Family is supposed to be our safe haven.
But very often it’s the place where we find the deepest heartache.
How much of a parent is passed on to their children? We know our hair colour, eye colour and facial features are all a result of inherited genes. But what other parental traits are contained in our DNA? Do we inherit aspects of their personality? What about our grandparents?
How do you tie your life story together? What makes us who we are? Genetics, life experiences, friends? How much of each of those things impacts us and shapes our very being?
It’s hard to know what to say about my grandfather. The words don’t want to come but I feel the need to say something, anything to try to make sense of what I’ve learned.
I have a few pictures of him. I look at his face, and I see him–his face, his smile, his shiny blue eyes. I stare at him and I can remember the way he moved. I can smell the Brut aftershave he used to wear. I can hear his voice. I can feel who he was to me–so close, so familiar, so strong and safe. A picture can bring him back to me and recolour my fading memories of him.
Even though he was a strict man, he was never cross with me. He taught me about camping, fishing and swimming and showed me how to be adventurous. He taught me the names of animals and trees and how to play cribbage. On Sundays, we would go for dinner and we would watch the old Disney movies–he always cried.
He loved to tell stories and would weave tales of leprechauns, banshees and shillelaghs. He sang along to Bing and Frank, The Clancy Brothers and The Irish Rovers. Every day, when he wasn’t working, he would go to ‘happy hour‘ at the local pub down the road.
Christmas was his favourite holiday. He would sit in his old chair with a beer in one hand and a rye in the other as my grandmother decorated the tree. I would hear his big loud voice as he would chide her playfully as she placed the decorations on the tree ‘not there Kate, a little more to the right‘ and she would respond back to him ‘oh shut up you old goat‘. They would banter back and forth until the tree was finished. He loved everything that came with the holidays–the food, the music and us.
I always felt safe when I was with my grandfather. He was very protective of me. I would lean into him (just like I would lean into the trunk of the old maple tree I used to climb as a child) and I could feel the soft flannel of his shirts on my face. He would wrap his big, strong arms around me and I would feel invisible to all of the scary things around me.
A part of us always dies with the death of another. Perhaps a very tiny part of us dies with a death even if we did not know the other. If one dies we all die. At least a little.
I saw him, the night before he died. He was sitting in his chair and I remember he seemed sad for some reason. There wasn’t the same sparkle in his eyes. He promised me I would see him the next day but it didn’t happen because he died that night of a massive heart attack. He was only 59.

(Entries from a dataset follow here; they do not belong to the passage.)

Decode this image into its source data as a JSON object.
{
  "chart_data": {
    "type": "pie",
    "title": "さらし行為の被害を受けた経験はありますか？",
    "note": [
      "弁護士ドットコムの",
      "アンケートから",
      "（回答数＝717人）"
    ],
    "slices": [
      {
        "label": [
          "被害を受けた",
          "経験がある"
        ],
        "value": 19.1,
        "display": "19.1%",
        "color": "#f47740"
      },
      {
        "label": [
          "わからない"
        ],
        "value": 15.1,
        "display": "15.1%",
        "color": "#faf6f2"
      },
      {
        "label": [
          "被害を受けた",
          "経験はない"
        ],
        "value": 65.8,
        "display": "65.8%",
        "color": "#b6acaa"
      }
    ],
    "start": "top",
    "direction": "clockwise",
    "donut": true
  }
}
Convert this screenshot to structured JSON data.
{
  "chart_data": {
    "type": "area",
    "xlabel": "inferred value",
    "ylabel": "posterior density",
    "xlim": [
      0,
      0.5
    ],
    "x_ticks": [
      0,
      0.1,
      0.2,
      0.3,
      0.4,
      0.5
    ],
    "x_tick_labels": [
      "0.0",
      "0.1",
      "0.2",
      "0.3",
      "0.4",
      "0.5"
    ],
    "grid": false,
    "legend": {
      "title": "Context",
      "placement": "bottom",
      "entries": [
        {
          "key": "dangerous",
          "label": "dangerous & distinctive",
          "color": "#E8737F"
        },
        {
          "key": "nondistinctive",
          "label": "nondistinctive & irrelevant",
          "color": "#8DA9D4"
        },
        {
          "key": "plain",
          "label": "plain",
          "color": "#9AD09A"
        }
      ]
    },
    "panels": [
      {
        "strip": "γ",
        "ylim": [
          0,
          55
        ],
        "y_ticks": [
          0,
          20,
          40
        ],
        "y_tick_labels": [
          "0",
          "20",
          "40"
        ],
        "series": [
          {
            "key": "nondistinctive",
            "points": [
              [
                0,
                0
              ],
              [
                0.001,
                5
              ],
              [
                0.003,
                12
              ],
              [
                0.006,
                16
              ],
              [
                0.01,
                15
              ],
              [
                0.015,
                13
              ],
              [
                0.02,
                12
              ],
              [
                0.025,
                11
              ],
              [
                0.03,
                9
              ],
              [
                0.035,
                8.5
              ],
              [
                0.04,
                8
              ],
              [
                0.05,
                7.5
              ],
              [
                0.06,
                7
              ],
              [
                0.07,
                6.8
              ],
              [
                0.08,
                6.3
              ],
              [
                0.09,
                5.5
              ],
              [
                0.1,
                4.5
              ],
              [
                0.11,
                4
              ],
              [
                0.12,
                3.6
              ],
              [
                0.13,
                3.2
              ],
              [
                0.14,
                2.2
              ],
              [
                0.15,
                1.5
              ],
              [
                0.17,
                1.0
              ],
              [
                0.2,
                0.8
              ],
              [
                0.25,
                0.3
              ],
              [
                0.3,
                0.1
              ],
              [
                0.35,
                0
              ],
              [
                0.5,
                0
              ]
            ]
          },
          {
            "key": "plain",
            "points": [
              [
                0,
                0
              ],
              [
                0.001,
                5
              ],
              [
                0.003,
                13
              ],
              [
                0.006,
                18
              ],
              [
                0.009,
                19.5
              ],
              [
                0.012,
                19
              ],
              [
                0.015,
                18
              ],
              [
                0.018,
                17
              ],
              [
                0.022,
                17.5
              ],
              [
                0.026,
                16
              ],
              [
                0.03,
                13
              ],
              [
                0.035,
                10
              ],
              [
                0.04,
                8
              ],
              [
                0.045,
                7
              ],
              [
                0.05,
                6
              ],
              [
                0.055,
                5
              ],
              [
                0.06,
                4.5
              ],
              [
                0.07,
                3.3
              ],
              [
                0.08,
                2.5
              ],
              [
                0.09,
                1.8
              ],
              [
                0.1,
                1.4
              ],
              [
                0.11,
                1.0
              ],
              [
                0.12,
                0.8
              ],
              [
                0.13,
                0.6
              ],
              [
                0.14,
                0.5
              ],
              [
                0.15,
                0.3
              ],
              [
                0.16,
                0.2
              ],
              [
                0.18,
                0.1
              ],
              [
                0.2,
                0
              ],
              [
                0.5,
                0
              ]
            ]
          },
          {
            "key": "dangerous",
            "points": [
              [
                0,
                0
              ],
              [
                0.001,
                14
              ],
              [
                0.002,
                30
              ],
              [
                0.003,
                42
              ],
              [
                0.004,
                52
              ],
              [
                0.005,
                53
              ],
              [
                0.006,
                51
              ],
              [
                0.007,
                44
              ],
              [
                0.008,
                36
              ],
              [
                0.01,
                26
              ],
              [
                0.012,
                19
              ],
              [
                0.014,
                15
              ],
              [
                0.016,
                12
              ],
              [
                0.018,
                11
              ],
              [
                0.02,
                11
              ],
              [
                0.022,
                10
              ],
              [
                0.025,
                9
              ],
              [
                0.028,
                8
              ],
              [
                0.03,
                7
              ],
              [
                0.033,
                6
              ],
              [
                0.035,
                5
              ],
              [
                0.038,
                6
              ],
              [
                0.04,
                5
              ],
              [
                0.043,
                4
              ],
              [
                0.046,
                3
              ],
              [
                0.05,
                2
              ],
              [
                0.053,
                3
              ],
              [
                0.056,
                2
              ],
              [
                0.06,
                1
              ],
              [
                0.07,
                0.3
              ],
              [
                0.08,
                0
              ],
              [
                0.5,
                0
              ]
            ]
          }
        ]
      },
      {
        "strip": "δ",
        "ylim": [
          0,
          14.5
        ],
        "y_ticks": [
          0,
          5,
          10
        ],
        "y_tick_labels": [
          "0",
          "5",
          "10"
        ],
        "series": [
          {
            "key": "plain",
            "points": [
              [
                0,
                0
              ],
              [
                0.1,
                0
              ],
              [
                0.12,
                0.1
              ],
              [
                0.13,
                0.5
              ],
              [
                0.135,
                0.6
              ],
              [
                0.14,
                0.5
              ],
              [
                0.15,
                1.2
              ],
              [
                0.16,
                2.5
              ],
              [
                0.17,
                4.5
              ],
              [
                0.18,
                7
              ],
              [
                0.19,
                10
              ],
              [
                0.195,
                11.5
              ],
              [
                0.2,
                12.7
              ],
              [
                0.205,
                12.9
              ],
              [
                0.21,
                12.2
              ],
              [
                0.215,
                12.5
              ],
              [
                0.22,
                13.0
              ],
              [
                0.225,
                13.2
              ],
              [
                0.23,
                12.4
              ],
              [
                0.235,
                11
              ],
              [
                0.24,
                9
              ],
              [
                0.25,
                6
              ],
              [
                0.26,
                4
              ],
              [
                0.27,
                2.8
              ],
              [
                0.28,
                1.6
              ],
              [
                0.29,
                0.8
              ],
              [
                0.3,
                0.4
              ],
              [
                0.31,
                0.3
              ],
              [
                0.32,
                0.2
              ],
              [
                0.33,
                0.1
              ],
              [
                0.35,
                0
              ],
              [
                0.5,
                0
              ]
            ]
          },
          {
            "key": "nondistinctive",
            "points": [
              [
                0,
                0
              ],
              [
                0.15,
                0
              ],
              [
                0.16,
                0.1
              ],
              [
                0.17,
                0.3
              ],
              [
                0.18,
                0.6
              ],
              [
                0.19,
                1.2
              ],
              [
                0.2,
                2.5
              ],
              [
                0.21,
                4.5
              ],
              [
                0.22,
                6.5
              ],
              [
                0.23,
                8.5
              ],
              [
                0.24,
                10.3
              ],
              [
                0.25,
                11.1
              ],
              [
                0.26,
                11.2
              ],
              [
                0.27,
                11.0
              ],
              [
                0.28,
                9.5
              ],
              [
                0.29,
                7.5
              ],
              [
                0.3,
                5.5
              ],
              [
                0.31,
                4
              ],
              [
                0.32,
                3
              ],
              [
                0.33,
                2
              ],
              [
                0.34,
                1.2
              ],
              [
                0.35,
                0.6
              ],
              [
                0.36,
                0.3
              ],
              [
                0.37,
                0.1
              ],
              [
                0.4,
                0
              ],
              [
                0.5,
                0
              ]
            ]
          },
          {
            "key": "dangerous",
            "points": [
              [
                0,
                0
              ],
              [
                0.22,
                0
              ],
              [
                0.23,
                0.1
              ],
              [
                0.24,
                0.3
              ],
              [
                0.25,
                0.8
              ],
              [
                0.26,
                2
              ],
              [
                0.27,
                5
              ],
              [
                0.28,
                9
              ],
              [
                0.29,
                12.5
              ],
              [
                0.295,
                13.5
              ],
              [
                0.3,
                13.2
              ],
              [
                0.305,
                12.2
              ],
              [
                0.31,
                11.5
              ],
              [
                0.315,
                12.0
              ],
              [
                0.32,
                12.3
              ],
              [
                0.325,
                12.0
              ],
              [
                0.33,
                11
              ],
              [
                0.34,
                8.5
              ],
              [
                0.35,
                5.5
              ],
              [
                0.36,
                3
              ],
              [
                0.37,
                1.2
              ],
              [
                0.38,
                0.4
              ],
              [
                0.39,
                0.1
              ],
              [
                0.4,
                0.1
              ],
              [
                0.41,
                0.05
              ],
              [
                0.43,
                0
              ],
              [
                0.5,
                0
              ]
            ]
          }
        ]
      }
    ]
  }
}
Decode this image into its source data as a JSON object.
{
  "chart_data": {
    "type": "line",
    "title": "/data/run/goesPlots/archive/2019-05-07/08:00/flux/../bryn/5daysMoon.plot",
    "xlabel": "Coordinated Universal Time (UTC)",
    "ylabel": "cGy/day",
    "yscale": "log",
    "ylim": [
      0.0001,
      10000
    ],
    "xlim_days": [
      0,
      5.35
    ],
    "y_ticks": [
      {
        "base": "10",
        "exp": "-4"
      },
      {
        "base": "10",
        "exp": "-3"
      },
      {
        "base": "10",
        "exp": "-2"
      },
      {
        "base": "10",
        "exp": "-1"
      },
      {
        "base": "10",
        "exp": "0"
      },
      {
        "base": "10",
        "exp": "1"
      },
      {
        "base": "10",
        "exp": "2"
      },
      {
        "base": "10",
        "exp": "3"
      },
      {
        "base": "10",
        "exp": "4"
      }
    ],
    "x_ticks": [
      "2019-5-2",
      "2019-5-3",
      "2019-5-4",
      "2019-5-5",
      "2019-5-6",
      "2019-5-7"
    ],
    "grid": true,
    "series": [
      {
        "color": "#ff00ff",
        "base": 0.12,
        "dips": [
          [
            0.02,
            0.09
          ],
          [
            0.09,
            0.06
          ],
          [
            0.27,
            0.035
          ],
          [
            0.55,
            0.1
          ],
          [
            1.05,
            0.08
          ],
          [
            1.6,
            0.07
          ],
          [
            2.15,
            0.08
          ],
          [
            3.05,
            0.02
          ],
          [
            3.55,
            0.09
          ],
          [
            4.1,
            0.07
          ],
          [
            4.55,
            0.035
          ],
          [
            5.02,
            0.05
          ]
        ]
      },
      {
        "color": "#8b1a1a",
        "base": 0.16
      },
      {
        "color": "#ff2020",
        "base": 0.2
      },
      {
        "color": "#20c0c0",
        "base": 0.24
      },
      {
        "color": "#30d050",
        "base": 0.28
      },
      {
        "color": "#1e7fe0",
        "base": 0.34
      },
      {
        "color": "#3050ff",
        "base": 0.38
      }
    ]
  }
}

When he died it was like a bomb went off. He was there and then he wasn’t. And nothing felt okay anymore. Nothing felt safe anymore. Nothing felt as it had before. Of all the people in my life it was him I think I would have eventually told these things to. Losing him, I think I lost the hope for many years of being able to tell my story. When I lost him, I lost the escape from my isolation. I lost my words for many, many years.
What do you do, if after years of believing something it all comes crashing down around you and makes you feel like a different person?
I don’t know how to absorb and process the information I’ve been given about my grandfather. My heart feels shattered and my lungs constricted. I don’t know how this information weaves in and out of my existence. Is everything I’ve ever thought been a lie? Was the one man who I’ve loved my entire life really a monster in disguise?
I don’t want to not believe my Auntie because I can’t imagine someone making something like that up–especially about their own father–but it’s hard for me to understand. She won’t say anything else about it, so I only have what she’s already said to go by. In some ways it felt more like a passing comment than an actual statement. But she said it, and I heard it, and now I’m just not sure how to feel about it all.
I feel completely defective. As though I just wasn’t made with the right DNA. I sit and wonder how many more layers there are to go through before I have reached the core of what makes me who I am. Something always hurts and has a weight to it that pulls me down. Some days it feels as though I am going to lose my mind, fall apart and disintegrate into nothing. Whatever this is, it holds me to the floor, and is so much stronger and heavier than me.
Why was I born into a family like this–one of addicts, alcoholics, child abusers and violent people? A family of not just one person, but multiple people on both my mother’s and father’s sides.
Why am I still here and am I really destined for a different path than that of my ancestors?